These Apps Want To Help You On Election Day

So you didn't get a chance to vote early, and now you're worried that you won't be able to make the polls? No need to panic, as there are a ton of apps that help you vote on Election Day. The list includes several ridesharing apps that will get you a ride to the polls, providing discounts and voting assistance for those who may not know exactly where to go on Tuesday or how to get there. Every vote counts this election — and every election, of course, but the stakes are particularly high right now. So if you need a little help getting there? Here's where to find it.

As an avid supporter of the First Amendment and free speech, I consider voting to be one of the most important things you can do as an American citizen. It upsets me when people say their votes don't count, because nothing could be further from the truth. I lived in a swing state for nearly 15 years, and voting matters a lot. And I love that mobile and tech companies are working to create apps that help people make informed decisions, like Sample Ballot Lookup by Ballotpedia, which explains ballot measures according to state.

Other cool apps to check out include We the People, where you can chat about the election with other politically-minded folks, VoteWithMe, which pinpoints canvassers to friends who are undecided voters, and, my personal favorite website for figuring out which regional and national election candidates you actually align with on important issues.

I've always thought that one of the most challenging parts of voting on Election Day is actually navigating the streets on Nov. 8 and getting to where you need to be. I mean, the process of actually checking off the appropriate boxes in the voting booth takes less time than a shower in the morning. It's getting to your polling place that's often the problem, especially for those who may not be allowed time off from work in order to vote. (This varies by state.)

Fortunately, these ridesharing apps are coming to rescue. These three picks will help you get your vote in on Tuesday — so if you don't already have a plan already, it's time to start making one.

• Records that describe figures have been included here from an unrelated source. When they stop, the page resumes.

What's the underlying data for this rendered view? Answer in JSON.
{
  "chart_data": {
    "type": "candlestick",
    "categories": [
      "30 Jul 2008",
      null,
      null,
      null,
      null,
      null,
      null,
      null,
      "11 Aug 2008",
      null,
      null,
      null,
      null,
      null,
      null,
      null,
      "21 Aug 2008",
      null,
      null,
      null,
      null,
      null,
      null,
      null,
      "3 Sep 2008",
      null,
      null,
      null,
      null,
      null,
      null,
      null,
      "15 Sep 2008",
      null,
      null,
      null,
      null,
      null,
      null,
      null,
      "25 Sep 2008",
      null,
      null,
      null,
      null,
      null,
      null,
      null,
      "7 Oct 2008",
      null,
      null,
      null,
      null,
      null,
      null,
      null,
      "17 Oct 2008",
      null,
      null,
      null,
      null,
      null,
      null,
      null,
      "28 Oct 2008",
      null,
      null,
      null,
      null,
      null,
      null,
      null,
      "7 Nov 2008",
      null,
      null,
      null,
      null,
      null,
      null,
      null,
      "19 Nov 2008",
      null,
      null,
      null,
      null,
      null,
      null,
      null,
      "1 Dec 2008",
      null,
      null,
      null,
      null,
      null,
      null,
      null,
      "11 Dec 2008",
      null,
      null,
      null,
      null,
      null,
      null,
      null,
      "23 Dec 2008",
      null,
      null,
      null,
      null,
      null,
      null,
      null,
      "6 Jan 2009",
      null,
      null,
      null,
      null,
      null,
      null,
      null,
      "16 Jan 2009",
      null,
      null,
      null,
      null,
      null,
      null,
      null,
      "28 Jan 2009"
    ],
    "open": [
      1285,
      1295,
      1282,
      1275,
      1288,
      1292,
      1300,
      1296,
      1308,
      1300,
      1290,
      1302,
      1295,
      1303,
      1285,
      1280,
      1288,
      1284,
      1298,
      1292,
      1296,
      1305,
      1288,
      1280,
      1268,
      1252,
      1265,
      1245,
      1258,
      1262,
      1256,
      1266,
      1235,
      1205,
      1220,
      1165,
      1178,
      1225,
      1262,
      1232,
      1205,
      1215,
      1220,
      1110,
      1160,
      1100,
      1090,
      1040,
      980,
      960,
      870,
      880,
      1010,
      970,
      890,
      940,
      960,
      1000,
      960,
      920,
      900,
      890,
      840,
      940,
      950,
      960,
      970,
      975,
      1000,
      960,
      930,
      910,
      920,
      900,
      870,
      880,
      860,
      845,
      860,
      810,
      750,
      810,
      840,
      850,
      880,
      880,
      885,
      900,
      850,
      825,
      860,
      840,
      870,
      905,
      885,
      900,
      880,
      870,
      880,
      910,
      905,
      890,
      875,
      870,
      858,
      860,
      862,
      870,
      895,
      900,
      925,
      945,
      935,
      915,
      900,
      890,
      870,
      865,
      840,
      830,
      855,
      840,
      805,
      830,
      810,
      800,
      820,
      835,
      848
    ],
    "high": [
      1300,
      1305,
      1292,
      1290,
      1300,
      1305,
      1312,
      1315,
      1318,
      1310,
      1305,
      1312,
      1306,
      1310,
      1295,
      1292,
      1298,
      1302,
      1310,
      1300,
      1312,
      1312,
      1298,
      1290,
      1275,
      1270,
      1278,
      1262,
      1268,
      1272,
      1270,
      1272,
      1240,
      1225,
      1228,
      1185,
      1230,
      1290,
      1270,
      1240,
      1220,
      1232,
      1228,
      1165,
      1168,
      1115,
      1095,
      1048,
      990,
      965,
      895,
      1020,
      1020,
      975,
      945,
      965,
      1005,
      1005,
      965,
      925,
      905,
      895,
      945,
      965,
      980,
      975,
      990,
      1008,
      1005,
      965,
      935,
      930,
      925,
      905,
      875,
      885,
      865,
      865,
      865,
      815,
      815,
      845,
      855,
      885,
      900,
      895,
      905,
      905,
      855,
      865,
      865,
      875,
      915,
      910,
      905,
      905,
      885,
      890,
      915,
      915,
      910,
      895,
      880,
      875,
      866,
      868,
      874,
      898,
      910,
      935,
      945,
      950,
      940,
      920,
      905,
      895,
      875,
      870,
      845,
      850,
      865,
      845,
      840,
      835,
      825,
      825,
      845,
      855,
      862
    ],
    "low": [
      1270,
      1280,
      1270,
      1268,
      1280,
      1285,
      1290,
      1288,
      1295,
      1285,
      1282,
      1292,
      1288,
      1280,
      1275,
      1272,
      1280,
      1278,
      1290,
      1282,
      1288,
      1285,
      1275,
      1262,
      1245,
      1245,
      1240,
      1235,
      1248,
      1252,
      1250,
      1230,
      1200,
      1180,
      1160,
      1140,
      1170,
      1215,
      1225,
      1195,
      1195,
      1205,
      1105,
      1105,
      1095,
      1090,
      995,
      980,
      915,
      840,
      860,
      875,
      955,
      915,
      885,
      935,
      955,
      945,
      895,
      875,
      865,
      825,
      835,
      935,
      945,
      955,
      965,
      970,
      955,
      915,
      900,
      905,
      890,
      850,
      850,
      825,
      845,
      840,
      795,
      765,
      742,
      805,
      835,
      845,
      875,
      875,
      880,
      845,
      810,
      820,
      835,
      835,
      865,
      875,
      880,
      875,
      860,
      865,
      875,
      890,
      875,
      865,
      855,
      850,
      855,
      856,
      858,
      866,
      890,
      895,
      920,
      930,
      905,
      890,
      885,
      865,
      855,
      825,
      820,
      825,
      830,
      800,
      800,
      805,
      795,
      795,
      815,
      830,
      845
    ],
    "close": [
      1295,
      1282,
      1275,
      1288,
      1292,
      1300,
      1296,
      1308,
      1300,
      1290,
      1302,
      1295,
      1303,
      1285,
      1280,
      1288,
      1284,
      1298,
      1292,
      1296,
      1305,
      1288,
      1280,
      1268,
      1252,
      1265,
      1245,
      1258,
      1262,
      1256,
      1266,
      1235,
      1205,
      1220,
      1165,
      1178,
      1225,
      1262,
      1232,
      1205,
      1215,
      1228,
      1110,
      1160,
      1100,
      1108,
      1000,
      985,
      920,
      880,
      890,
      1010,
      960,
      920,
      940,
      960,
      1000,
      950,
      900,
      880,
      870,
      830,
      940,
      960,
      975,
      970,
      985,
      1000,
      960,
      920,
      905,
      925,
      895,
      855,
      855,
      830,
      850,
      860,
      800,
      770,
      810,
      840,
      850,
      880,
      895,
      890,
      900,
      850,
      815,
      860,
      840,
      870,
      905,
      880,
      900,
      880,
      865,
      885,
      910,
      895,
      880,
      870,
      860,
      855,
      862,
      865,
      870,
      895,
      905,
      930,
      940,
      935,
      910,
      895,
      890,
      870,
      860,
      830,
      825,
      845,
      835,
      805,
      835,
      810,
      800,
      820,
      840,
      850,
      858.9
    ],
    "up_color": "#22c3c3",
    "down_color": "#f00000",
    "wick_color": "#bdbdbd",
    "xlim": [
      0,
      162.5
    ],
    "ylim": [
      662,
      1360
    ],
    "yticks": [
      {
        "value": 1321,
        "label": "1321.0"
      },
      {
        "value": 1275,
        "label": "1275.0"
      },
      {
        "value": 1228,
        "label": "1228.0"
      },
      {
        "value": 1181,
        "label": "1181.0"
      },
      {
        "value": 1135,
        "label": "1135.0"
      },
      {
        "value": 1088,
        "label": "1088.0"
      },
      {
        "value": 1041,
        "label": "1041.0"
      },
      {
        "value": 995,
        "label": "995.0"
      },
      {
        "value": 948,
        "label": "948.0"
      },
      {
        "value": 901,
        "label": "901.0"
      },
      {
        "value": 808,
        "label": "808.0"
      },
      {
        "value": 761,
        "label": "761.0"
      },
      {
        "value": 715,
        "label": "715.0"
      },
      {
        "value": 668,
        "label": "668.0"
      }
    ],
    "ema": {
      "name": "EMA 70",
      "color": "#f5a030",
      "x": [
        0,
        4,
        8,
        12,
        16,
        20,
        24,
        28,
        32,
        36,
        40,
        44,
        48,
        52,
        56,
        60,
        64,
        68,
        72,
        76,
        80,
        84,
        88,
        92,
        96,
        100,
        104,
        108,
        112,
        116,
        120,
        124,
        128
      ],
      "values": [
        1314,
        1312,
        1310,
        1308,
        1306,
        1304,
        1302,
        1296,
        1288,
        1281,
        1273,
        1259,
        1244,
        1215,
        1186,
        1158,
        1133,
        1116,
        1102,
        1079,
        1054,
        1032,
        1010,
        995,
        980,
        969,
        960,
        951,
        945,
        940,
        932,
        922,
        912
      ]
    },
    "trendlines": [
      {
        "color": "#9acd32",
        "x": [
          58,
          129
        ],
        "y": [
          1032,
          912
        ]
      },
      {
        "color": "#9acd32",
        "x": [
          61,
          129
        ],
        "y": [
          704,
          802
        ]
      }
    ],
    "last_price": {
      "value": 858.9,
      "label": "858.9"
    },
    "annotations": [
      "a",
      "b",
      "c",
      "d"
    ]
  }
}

Uber is partnering with Google to help people figure out where their polling places are located. Uber riders simply need to open the app on Tuesday (and, in the process, will receive a friendly reminder to vote) and plug in the address for where they're registered to vote. The app will automatically search for the correct polling place, and then riders will request an Uber ride. This will save you lots of time surfing the internet and potentially going to the wrong location.

(Similarly, if you click on Google's Doodle of the day, you'll be redirected to the answer for an automatic question, "Where to vote" for the 2016 Election. You can then type in the address of the location where you're registered to find the correct polling place.)

While Uber will be not be providing free or discounted rides to regular customers, Uber users who sign up for the app on Election Day for the first time can get $20 off their first ride by using the promo code "VOTETODAY."


Voting in New York City? On Election Day, Lyft will give New Yorkers a 45 percent discount for a single ride to celebrate the soon-to-be 45th president of the United States. The offer is available in 20 major cities across the country from 7 a.m. to 8 p.m. local time, Check the complete list of participating cities to see if you qualify. Also, like Uber, Lyft is providing a promo code of $5 for new customers. Use the code "NOVEMBER8TH" to get $5 off your first 10 rides.

As a Manhattanite, I'm not going to be surprised one bit if transportation (both in the subway and on the streets) is jam-packed all day. There's not much we can do about bad traffic, but at least we'll get a cheaper ride.


Zipcar will be providing 7,000 free cars around the nation on Election Night for people who didn't get the chance to vote during the day. These cars will only be available for free from 6 p.m. to 10 p.m. This seems like the best deal, but in my opinion, I wouldn't risk a chance to vote just for a free ride.